The biggest tournament in football history starts on June 11. It will look nothing like the one you grew up watching.
For nearly three decades, the World Cup followed a familiar shape. Thirty-two teams, eight groups, a clean run to the Round of 16. That format held from 1998 to 2022. It is now gone.
The 2026 World Cup brings 48 teams, 12 groups, 104 matches and a knockout stage the tournament has never staged before. The United States, Mexico and Canada share hosting duties across 16 cities. The opening match is in Mexico City on June 11. The final lands at MetLife Stadium in New Jersey on July 19.
This is the largest structural change in the competition’s 96-year history. Here is how it works, why FIFA did it, and what it means for the teams chasing the trophy.
From 32 to 48
The headline change is simple to state. The field has grown by half.
Forty-eight nations now reach the finals, up from 32. The three hosts qualified automatically. The rest earned their places through their continental confederations, with two slots settled by an intercontinental play-off. The expansion opened the door to first-time qualifiers, including Cape Verde, Curaçao, Jordan and Uzbekistan.
More teams meant more matches. The tournament jumps from 64 games to 104. It runs across 39 days, longer than any World Cup before it.
The group stage: 12 groups of four
The 48 teams are split into 12 groups, labelled A through L. Each group holds four teams. Every team plays three group-stage matches.
This is where the new maths gets interesting. The top two teams in each group advance automatically. That accounts for 24 places. The remaining eight spots go to the best third-placed teams across all 12 groups.
Twelve groups produce twelve third-placed sides. Eight of them survive. Four go home. FIFA ranks them on points first, then goal difference, then goals scored.
The practical effect is that finishing third no longer means elimination. A team can stumble in its group and still reach the knockouts. It also means a side could theoretically draw all three games and progress. Critics argue this softens the jeopardy that made the old group stage so tense.
The group stage runs from June 11 to June 27.
The Round of 32: a brand-new stage
Here is the part that did not exist before. With 32 teams emerging from the groups, the tournament needs a fresh knockout round to absorb them.
Enter the Round of 32. It sits ahead of the familiar Round of 16, then the quarter-finals, semi-finals and final. It is the first genuinely new knockout stage the World Cup has added in a generation.
The knockout phase begins on June 28 and runs through the final on July 19.
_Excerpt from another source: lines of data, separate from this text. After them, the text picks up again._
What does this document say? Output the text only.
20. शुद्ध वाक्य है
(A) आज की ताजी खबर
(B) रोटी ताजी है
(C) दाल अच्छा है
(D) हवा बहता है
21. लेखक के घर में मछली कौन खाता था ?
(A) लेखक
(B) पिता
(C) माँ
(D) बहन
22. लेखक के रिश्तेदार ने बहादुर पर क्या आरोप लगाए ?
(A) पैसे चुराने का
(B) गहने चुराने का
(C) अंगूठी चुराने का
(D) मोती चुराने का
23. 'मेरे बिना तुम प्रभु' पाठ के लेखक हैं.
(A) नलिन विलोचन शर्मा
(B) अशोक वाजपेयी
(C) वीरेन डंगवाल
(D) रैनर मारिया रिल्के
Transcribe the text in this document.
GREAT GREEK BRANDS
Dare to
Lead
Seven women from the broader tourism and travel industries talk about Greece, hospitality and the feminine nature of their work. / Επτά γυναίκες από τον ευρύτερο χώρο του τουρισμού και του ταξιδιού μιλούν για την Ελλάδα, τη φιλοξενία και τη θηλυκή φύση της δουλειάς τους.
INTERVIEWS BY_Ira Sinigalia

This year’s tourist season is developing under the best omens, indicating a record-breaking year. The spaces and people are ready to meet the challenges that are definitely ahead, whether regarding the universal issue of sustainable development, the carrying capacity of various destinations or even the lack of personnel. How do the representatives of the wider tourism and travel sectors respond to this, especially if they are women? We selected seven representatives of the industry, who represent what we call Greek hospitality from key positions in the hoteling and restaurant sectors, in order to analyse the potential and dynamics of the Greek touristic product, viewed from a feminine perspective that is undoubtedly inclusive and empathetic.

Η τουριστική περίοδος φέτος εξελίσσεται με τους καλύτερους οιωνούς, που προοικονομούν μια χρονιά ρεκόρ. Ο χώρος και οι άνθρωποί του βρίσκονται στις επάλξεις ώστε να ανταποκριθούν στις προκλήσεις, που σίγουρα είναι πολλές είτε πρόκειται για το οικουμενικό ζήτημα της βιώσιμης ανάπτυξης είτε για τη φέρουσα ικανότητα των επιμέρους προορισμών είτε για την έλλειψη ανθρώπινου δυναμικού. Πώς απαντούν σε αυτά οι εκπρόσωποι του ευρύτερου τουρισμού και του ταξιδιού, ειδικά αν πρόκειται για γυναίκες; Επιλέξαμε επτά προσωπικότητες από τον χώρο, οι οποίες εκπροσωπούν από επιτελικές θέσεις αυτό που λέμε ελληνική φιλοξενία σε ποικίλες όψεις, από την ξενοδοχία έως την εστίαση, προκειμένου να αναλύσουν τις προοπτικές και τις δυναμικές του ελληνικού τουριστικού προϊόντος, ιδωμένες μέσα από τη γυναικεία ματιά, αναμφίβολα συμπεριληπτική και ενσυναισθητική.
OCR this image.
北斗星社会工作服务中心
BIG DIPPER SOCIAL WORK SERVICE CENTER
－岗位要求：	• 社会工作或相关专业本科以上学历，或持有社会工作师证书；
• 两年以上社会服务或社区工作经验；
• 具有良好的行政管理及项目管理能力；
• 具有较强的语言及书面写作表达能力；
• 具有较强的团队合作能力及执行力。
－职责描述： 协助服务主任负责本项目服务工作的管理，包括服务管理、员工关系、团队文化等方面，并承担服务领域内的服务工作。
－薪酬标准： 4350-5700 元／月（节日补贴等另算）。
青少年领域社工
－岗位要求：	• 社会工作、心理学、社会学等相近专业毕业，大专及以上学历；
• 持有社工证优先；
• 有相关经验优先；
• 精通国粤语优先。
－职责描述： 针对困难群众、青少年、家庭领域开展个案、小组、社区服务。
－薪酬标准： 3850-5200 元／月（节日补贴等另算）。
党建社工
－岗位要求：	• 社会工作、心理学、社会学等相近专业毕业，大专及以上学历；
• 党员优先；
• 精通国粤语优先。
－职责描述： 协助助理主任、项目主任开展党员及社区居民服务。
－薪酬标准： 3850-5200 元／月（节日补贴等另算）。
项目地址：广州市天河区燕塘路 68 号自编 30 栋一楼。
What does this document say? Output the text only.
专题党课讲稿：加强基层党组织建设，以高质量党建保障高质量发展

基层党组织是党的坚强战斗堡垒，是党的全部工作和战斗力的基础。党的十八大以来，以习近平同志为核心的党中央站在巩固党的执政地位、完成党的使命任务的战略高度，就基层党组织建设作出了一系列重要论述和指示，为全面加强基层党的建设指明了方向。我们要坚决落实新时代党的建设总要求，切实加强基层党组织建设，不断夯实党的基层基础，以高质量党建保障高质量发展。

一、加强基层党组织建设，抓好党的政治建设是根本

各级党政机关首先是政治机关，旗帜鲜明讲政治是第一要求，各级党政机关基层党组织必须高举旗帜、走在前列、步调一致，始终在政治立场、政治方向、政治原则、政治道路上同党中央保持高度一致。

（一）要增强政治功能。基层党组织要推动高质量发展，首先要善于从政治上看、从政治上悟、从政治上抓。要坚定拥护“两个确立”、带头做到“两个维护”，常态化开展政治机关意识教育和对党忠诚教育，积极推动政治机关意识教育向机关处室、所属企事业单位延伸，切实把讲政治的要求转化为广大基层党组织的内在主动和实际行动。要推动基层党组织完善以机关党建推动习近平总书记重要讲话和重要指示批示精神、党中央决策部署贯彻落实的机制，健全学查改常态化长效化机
Eight matches to lift the trophy
The expanded format changes the road to glory in one concrete way. The champion now plays eight matches, not seven.
Under the old 32-team structure, a winning team played three group games and four knockout rounds. The new Round of 32 adds a fifth knockout match. More football, more fatigue, more chances for an upset along the way.
That extra game arrives at a cost. Most major European leagues begin their next season roughly a month after the final. Players face a compressed recovery window, a concern flagged by player-welfare monitors tracking workload across the elite game.
Why FIFA expanded?
The official case rests on inclusion. A 48-team field gives more nations a realistic route to the sport’s biggest stage. Confederations that long felt squeezed, particularly in Africa, Asia and Oceania, gained slots. Oceania secured a guaranteed place for the first time, which should make New Zealand a regular presence.
The commercial logic runs alongside the sporting one. More teams mean more matches, more broadcast inventory and more markets engaged. The tournament’s scale grows in every direction that generates revenue.
The debate over whether bigger means better will run through the tournament itself. Supporters point to access and global reach. Sceptics worry about diluted quality and dead rubbers. Both arguments deserve a fair hearing, and the football of the next six weeks will inform them.